Logging, on the other hand, is the process of recording and time-stamping system events into an unmodifiable file. Unlike metrics, which focuses on the overall system performance, event logs provide information about every instance.

  • Distributed Tracing

While logs record various instances, there’s a need to connect all these checkpoints and understand the origin of certain information. Distributed tracing, therefore, was designed to help understand the path of data as it moves from the source to its destination within an application. A trace is basically a connection of all the events from start to finish.

 

 

Analyzing The Data

Inasmuch as the three pillars of observability mentioned above are quite useful, no single piece of information is sufficient enough to make accurate conclusions. One of the biggest headaches in DevOps is the fact that the data gathered from metrics, event logs, and traces come via single-source collectors. Fortunately, there have since been a lot of innovations, like OpenTelemetry, geared towards reconciling this information, while providing backward compatibility that makes data migration a lot simpler.

 

Importance Of Software Observability

It’s worth noting that not all applications are observable. In other words, not all systems allow for internal performance to be derived from their external outputs. So, why is software observability becoming quite important in the modern world of DevOps?

First, it helps understand the performance of your software and how to get the best out of it. For instance, if the results show that the system memory is being overworked, you can go ahead and make adjustments.

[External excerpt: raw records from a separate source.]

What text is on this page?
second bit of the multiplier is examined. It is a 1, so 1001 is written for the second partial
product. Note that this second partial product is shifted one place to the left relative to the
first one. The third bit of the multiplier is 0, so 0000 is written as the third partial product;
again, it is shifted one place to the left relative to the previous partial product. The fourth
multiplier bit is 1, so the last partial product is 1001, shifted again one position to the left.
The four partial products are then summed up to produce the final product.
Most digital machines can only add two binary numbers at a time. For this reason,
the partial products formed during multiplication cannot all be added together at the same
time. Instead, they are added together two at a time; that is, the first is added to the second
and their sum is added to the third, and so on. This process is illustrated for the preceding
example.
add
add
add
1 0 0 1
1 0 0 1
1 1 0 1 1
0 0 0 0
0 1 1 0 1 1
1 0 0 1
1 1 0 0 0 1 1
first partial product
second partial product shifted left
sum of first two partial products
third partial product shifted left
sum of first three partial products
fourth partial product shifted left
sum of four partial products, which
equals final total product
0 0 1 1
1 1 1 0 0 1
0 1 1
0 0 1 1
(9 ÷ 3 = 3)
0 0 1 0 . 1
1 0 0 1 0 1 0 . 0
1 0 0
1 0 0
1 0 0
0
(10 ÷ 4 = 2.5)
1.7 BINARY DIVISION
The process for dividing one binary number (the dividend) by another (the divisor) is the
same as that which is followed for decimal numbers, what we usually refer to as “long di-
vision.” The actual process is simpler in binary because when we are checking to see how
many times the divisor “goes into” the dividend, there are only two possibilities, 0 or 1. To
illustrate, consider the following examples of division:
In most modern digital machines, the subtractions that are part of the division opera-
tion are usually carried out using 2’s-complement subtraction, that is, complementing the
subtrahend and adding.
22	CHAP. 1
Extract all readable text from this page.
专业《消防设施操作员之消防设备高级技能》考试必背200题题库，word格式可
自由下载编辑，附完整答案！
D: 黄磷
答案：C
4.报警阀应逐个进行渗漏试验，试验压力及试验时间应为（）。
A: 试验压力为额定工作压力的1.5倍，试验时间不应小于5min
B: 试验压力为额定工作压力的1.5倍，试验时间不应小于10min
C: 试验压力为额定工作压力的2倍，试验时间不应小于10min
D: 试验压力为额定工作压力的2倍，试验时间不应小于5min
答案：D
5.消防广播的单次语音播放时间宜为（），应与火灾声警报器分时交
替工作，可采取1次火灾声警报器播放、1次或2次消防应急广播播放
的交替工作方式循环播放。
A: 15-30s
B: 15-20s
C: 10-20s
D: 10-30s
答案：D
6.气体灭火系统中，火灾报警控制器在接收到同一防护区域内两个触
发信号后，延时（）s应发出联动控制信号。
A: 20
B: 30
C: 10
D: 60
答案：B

Another main reason why most companies are employing software observability is to prevent future disasters. With this technique, it’s quite possible to detect a problem before it occurs and take the necessary precautions. As such, it saves you the precious time that would’ve been used in doing repairs.

 

Conclusion

Software observability isn’t a new thing in town, although it first became popular a few years ago. It’s the use of external outputs or visible results, such as logs and metrics, to measure the performance of internal components. There have been a lot of debates among experts in this field on whether monitoring and observability are the same thing, given that the former is the most common term of the two.

Well, the jury is still out, but regardless of how you define them, they both are very crucial in DevOps. Software observability, for instance, plays a huge role in performance tracking and problem solving within a system. Employing this technique goes a long way in preventing avoidable losses within your company.